- Directed by: Andrews Jenkins
- Written by: Andrews Jenkins
- Produced by: Rick Lashbrook, Darby Parker, Arthur Sarkissian, Tim O'Hair
- Starring: Nick Stahl Erika Christensen Gavin Rossdale Terry Crews Adriano Aragon David Carradine
- Distributed by: IFC First Take
- Release dates: June 25, 2007 (Los Angeles Film Festival); January 25, 2008 (United States);
- Running time: 81 minutes
- Country: United States
- Language: English
- Box office: $1,006 (United States)

= How to Rob a Bank (2007 film) =

How to Rob a Bank (and 10 Tips to Actually Get Away with It) is an American independent crime comedy film. It finished filming in March 2006. It premiered at the 2007 Los Angeles Film Festival, and opened in limited release in the United States on February 8, 2008. The film is about a man who gets caught in the middle of a bank robbery, ending up in the vault with one of the robbers he then treats as a hostage.
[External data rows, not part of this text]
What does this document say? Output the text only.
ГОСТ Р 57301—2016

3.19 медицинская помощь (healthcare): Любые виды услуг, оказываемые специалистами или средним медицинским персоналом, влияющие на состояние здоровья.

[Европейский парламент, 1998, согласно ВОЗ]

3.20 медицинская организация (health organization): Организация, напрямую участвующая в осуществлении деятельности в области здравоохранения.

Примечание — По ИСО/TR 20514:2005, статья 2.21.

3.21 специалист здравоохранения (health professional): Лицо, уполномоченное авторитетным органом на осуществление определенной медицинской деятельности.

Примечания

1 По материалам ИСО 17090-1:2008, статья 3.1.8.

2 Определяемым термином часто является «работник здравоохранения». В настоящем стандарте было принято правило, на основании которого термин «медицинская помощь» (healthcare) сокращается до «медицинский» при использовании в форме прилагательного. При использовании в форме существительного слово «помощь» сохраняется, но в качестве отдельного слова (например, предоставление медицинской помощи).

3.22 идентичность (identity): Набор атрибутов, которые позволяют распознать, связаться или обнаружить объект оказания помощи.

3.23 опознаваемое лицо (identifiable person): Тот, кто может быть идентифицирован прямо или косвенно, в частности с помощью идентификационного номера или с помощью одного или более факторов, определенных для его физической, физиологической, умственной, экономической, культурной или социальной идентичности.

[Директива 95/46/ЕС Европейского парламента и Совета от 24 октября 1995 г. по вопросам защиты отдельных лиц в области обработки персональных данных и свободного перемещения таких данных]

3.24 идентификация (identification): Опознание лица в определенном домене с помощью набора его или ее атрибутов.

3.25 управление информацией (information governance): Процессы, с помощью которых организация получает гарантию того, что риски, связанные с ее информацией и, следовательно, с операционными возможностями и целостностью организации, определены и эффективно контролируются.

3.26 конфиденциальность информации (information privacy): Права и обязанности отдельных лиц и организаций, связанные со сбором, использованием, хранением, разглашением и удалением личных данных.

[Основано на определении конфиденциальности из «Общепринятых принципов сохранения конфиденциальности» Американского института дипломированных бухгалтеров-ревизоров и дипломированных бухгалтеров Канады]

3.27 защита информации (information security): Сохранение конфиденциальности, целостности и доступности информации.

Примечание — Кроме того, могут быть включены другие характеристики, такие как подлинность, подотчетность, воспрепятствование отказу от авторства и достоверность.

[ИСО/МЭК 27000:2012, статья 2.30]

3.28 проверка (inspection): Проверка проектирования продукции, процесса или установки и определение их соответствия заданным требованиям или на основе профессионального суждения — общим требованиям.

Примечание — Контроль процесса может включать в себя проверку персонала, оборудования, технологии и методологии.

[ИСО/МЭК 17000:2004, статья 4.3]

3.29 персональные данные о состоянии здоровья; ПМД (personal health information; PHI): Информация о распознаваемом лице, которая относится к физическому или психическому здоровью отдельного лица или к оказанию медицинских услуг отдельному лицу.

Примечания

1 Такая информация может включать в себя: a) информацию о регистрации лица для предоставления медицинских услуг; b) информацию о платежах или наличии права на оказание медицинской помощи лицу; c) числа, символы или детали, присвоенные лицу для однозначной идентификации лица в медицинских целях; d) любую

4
After grossing $1,006 in the domestic market, the film was released on DVD on September 2, 2008. The film makes many references to the famous British pop band Duran Duran.

== Plot ==
As he tries to access an ATM to retrieve his last twenty bucks, Jason “JINX” Taylor runs into a snag: the transaction fee will overdraw him, and he cannot get his money out of the bank. Jinx fumes about this and other hidden charges which complicate his life, as it is revealed he is locked in a bank vault, with the beautiful tied-up Jessica apparently his hostage. Jessica is kept gagged with tape on her mouth. But, as Jinx rails against corporations and how they stack the deck, we realize that the situation is very different from what it appears: in fact, it is Jessica, not Jinx, who was robbing the bank, with a group of armed robbers led by Simon. However, Jinx’s entry into the scenario had upset the heist, leading to him and Jessica being inadvertently locked inside the vault. Jinx's phone call for help has prompted police, by Officer DeGepse, to surround the bank. Jinx makes contact with Simon by cell phone, and the situation becomes clearer, as he realizes that Jessica has access to a special inside-the-vault computer and its codes, meaning only she can open the vault door. Simon becomes increasingly upset when he is unable to induce Jinx to help open the vault (so the robbers can clear out the safe deposit boxes). And DeGepse is equally frustrated by the standoff, particularly as it is Jinx, not he, who seems to gain control over the situation.

As events progress, Jinx realizes that he and Jessica actually think very much alike, both feeling used; this new kinship leads them to plot an escape. A call comes in from Nick, the true mastermind of the robbery, and Jinx and Jessica realize that Nick needs them to issue a PIN for him to access funds which have been skimmed (from fees, of course) over the course of years. With Simon increasingly unstable, Jinx is able to manipulate both him and DeGepse while also making a deal with Nick to provide a PIN (controlled by Jinx and Jessica) to go with Nick’s account information. Jinx manages to talk the robbers into letting Jessica and him out, and then persuades the police they were hostages who had nothing to do with the robbery. In the ensuing confusion, they slip away to meet Nick and escape with their cut of the cash.

== Cast ==
- Nick Stahl as Jason Taylor, or Jinx, The Innocent Civilian.
- Erika Christensen as Jessica, The Hostage.
- Gavin Rossdale as Simon, The Leader of the Bank Robbers and the main antagonist of the film.
- Terry Crews as Officer DeGepse, in charge of the negotiations.
- Leo Fitzpatrick as Gunman, a henchman.
- Adriano Aragon as Officer Linstrom, DeGepse's partner.
- David Carradine as Nick, the mastermind and main villain of the film.

== Reception ==
 Metacritic, which uses a weighted average, assigned the a score of 27 out of 100, based on 5 critics, indicating "generally unfavorable" reviews.

Los Angeles Times critic Sam Adams felt the film had "lame dialogue," not saved by its brisk delivery. "Stahl’s character may gripe about being nickel and dimed, but “How to Rob a Bank” commits wholesale robbery of the 81 minutes it takes to watch." New York Daily News praised Stahl's performance, but deemed it a "flashy, ultimately empty heist flick."